Suara heboh terdengar saat rina memasuki kelas, dua sahabat yang setia menunggu di depan pintu kelas itupun langsung berteriak histeris ketika melihat rina dengan balutan perban di dahi. Mereka dengan rempong menuntun rina yang masih bingung dengan sikap aneh kedua sahabatnya itu. Mereka duduk di bangku favorit, yaitu pojok belakang.
"Rin lo kenapa? Kok bisa di perban gitu" Tanya cica sambil memegangi dahi rina yang terbalut perban.
"Lo habis nyium aspal apa gimana? " Tanya desi yang menatap rina dengan heran. Rina memejamkan matanya sekejap, dirinya lupa jika kedua sahabatnya ini tidak tau dengan acara baku hantamnya dengan perempuan XII IPS 5.
"Apa lo habis berantem rin? "
"Sama siapa? "
"kok gue nggak tau? "
"STOP! please stop my friend's gue bakal cerita, jadi kali ini jangan motong dulu. Deal? "
"Deal"
"Oke jade gini, gue kemarin lusa itu ketemu sama rizal... "

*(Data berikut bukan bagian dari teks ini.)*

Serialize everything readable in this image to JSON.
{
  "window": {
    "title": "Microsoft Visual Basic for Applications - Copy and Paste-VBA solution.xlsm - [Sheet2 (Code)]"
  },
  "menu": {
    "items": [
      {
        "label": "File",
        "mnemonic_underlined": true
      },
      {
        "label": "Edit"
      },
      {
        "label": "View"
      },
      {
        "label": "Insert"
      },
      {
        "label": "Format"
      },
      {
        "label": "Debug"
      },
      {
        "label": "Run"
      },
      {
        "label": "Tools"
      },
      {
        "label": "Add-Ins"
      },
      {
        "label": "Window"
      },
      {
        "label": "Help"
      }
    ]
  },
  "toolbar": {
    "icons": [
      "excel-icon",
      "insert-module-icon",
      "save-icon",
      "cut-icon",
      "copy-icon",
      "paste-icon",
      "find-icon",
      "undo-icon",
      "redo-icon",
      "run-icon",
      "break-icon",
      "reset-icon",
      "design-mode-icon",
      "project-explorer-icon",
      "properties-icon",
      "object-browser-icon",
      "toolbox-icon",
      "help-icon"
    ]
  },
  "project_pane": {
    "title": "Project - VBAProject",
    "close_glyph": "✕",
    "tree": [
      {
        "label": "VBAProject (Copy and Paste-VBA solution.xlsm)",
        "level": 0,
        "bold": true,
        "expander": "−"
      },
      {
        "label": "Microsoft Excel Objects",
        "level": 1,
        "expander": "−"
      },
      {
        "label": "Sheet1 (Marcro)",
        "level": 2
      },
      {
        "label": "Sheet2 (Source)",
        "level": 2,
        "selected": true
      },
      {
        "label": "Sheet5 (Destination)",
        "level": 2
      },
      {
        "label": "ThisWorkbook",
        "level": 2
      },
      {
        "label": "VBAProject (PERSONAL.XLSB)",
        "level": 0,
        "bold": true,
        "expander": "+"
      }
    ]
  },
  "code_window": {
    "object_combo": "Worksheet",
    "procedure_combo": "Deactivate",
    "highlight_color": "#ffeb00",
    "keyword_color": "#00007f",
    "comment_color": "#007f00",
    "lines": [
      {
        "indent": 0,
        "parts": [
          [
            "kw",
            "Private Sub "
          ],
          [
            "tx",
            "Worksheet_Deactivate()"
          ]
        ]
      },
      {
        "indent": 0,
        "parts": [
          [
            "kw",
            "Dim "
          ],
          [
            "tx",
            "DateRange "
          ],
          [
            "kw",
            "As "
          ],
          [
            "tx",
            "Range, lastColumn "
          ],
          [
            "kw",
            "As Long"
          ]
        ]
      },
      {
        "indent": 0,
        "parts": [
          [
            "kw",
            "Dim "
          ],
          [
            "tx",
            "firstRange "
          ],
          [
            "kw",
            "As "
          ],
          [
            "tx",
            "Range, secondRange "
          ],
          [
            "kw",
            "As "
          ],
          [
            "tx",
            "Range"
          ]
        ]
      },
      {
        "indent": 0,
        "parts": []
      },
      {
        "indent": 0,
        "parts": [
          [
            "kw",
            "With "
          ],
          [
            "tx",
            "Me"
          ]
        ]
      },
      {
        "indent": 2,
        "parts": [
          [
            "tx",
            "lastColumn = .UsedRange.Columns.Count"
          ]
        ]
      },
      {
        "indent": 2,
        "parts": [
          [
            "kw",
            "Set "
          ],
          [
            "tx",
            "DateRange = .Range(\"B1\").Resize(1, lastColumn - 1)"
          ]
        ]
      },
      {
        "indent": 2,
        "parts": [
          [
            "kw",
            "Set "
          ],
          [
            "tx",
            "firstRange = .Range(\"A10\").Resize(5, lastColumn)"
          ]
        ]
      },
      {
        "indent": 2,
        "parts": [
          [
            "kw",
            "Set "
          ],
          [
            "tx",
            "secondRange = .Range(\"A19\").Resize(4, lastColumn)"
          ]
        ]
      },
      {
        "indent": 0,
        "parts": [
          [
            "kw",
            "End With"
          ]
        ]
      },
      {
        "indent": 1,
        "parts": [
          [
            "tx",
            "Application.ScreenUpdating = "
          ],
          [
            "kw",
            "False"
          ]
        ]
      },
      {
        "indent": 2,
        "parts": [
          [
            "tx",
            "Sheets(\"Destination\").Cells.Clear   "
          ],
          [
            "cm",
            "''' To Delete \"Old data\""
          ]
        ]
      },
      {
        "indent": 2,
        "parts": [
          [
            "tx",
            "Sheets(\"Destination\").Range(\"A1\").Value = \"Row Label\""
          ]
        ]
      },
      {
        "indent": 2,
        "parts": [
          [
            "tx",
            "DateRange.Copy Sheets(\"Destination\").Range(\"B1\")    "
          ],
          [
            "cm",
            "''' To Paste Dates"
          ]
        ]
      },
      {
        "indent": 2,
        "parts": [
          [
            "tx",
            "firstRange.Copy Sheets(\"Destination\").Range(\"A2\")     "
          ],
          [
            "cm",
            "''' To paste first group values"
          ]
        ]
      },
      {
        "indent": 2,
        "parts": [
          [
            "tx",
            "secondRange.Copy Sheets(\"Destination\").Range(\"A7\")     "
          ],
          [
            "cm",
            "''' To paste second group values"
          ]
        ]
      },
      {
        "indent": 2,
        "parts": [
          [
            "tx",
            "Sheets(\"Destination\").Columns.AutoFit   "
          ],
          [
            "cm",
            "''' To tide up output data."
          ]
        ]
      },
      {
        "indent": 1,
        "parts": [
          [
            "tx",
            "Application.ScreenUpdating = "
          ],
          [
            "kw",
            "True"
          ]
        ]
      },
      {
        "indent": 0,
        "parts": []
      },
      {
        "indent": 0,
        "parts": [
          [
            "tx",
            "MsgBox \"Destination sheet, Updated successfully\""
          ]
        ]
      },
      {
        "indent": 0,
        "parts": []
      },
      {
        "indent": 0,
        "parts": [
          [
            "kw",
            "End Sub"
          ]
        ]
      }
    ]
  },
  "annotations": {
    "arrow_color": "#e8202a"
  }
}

"Terus lo di dorong, di tendang sama di tinju rin. Astaga... Parah banget si rizal. Emang dia siapa bisa seenaknya mukul cewek cantik kayak rina. Cuma cowok yang sok kecakepan juga, nggak ada lebih-lebihnya. " Celoteh cica yang seenak jidat memotong cerita rina yang baru nyampek opening doank.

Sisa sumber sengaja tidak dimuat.